Violence often eclipses Afghanistan's fledgling movie and television business, but one boy's story shows that dreams may just come true for that country's actors and actresses. NBC News' Thanh Truong reports.
KABUL, Afghanistan – When she returned to the country of her birth last year, 33-year-old Fereshta Kazemi was shocked to discover that fellow actresses in Afghanistan are often considered prostitutes.
“It’s true that that’s what many think, but are the actresses prostitutes? Absolutely not,” the Afghan-American said. “They’re taking a risk for art to represent our culture."
In a country where many see stepping onto a stage or in front of a camera as "un-Islamic," being an actor in the slowly evolving television and movie industry is less about fame and more about trailblazing.
And being a trailblazer comes with risks.
In August, an Afghan television actress was stabbed to death in the capital Kabul. Two surviving fellow actresses were also stabbed but then subjected to the ultimate indignity -- virginity tests at a local police station and prostitution charges.
Soon after, the country's most famous actress, Sahar Parniyan, went into hiding following a slew of death threats.
It isn't just women in the performing arts who have a difficult time. Twelve years after U.S.-backed forces toppled the Taliban, Afghanistan remains one of the most difficult countries in the world to be a woman or a girl.
There have been improvements. In 2004, the government signed into law a new constitution granting equality for all its citizens and ensuring women’s rights. And in 2009, the country passed the Elimination of Violence Against Women law, intended to protect women from abuse, rape, and forced marriages.
'Failure of imagination'
Despite the pledges to help improve women's lives, the country has one of the highest levels of maternal mortality and, according to U.N. estimates, around 90 percent of women suffer from some sort of domestic abuse.
Lawlessness is central to the problems facing Afghanistan's women, according to John Sifton, Asia advocacy director for the international organization Human Rights Watch.

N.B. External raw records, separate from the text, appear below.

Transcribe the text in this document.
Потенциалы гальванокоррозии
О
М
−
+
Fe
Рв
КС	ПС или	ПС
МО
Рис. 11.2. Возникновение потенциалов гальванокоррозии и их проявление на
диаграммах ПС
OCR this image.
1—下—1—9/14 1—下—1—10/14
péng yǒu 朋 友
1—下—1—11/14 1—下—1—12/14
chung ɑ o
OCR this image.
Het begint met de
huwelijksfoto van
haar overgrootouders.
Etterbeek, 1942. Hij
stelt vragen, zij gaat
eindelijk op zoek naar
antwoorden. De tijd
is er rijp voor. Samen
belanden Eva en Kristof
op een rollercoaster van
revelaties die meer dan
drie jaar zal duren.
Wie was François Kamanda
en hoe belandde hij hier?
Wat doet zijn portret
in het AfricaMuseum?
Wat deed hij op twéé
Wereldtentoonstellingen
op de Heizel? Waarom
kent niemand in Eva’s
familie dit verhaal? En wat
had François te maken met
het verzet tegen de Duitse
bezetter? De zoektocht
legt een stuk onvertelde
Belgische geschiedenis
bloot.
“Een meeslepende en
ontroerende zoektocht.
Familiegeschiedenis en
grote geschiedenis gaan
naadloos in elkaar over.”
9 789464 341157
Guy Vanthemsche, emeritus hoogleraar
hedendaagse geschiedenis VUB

"In the grand scheme of things, sure it has been a huge improvement (for women in Afghanistan) since the late 1990s, but it remains very, very difficult for women to go about activities that they are able to in neighboring Pakistan and even neighboring Iran … including acting," he said.
He called it an "enormous failure of imagination" to have laws that enshrine women's rights but largely exclude women from being involved in the legal and law enforcement system.
It is within these constraints that a tiny group of brave women decided to become actresses.
The profession has thus taken on an altruistic quality in Afghanistan, where the entertainment scene is reemerging in fits and starts after decades of violence and suppression by the Taliban.
“Most of the time (actors) haven’t had the opportunity to express this love for the arts," said Mina Sharif, an Afghan-Canadian TV and film producer in Kabul. "As soon as things were different here in the last 10 years or so, the boom in the art industry shows you that this was here all along, there just wasn’t the opportunity to express it.”
Sharif is currently producing a new series of Sesame Street for Tolo TV, the self-proclaimed most popular channel in Afghanistan.
The word “tolo” itself means sunrise or dawn in the native Pashto and Dari languages. It’s a fitting name, since producing shows and movies is new in the country. Resources are limited, as are the talent and money pools.
But perhaps the more significant hurdle is the attitude toward acting, and especially toward actresses.